Real time sensing of structural glass fiber reinforced composites by using embedded PVA - carbon nanotube fibers

N. Alexopoulos^1,2a, P. Poulin³, C. Bartholome³ and Z. Marioli-Riga¹

¹ Hellenic Aerospace Industry, Research and Development Department, 320 09 Schimatari, Greece
² University of the Aegean, Department of Financial Engineering, 821 00 Chios, Greece
³ Université de Bordeaux, Centre de Recherche Paul Pascal – CNRS, Avenue Schweitzer, 33600 Pesseac, France

^a Corresponding author, e-mail: nalexop@tee.gr

Published online: 10 June 2010

Abstract

Polyvinyl alcohol - carbon nanotube (PVA-CNT) fibers had been embedded to glass fiber reinforced polymers (GFRP) for the structural health monitoring of the composite material. The addition of the conductive PVA-CNT fiber to the nonconductive GFRP material aimed to enhance its sensing ability by means of the electrical resistance measurement method.
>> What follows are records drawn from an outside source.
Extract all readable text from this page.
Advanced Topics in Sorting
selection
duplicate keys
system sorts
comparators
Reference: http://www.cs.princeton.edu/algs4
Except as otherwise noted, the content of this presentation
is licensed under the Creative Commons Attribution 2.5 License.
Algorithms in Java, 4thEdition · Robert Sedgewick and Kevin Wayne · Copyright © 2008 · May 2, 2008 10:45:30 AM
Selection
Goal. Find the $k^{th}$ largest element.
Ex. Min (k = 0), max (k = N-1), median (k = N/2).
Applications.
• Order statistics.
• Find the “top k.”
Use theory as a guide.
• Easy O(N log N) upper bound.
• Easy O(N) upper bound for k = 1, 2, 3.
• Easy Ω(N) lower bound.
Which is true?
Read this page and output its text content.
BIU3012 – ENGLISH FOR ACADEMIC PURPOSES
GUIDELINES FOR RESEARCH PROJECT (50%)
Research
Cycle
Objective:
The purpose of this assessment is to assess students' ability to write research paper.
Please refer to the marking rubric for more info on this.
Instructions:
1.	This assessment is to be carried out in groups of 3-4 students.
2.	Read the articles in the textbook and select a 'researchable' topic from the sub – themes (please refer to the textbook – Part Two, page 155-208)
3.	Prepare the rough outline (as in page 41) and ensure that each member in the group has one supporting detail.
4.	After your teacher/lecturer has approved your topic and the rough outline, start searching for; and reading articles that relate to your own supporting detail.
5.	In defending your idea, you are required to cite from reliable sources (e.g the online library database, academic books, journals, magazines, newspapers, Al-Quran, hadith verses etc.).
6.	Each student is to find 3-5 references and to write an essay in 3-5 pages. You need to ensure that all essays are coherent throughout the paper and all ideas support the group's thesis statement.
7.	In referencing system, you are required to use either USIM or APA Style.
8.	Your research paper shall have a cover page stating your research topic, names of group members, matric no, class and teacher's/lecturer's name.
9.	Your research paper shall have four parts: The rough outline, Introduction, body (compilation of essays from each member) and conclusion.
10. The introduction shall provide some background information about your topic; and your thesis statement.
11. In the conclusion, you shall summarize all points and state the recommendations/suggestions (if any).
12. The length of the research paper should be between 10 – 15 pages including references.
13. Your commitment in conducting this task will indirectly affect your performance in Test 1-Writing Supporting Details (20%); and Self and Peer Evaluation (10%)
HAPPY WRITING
The test specimen’s response to mechanical load and the in situ PVA-CNT fiber’s electrical resistance measurements were correlated for sensing and damage monitoring purposes. The embedded PVA-CNT fiber worked as a sensor in GFRP coupons in tensile loadings. Sensing ability of the PVA-CNT fibers was also demonstrated on an integral composite structure. PVA-CNT fiber near the fracture area of the structure recorded very high values when essential damage occurred to the structure. A finite element model of the same structure was developed to predict axial strains at locations of the integral composite structure where the fibers were embedded. The predicted FEA strains were correlated with the experimental measurements from the PVA-CNT fibers. Calculated and experimental values were in good agreement, thus enabling PVA-CNT fibers to be used as strain sensors.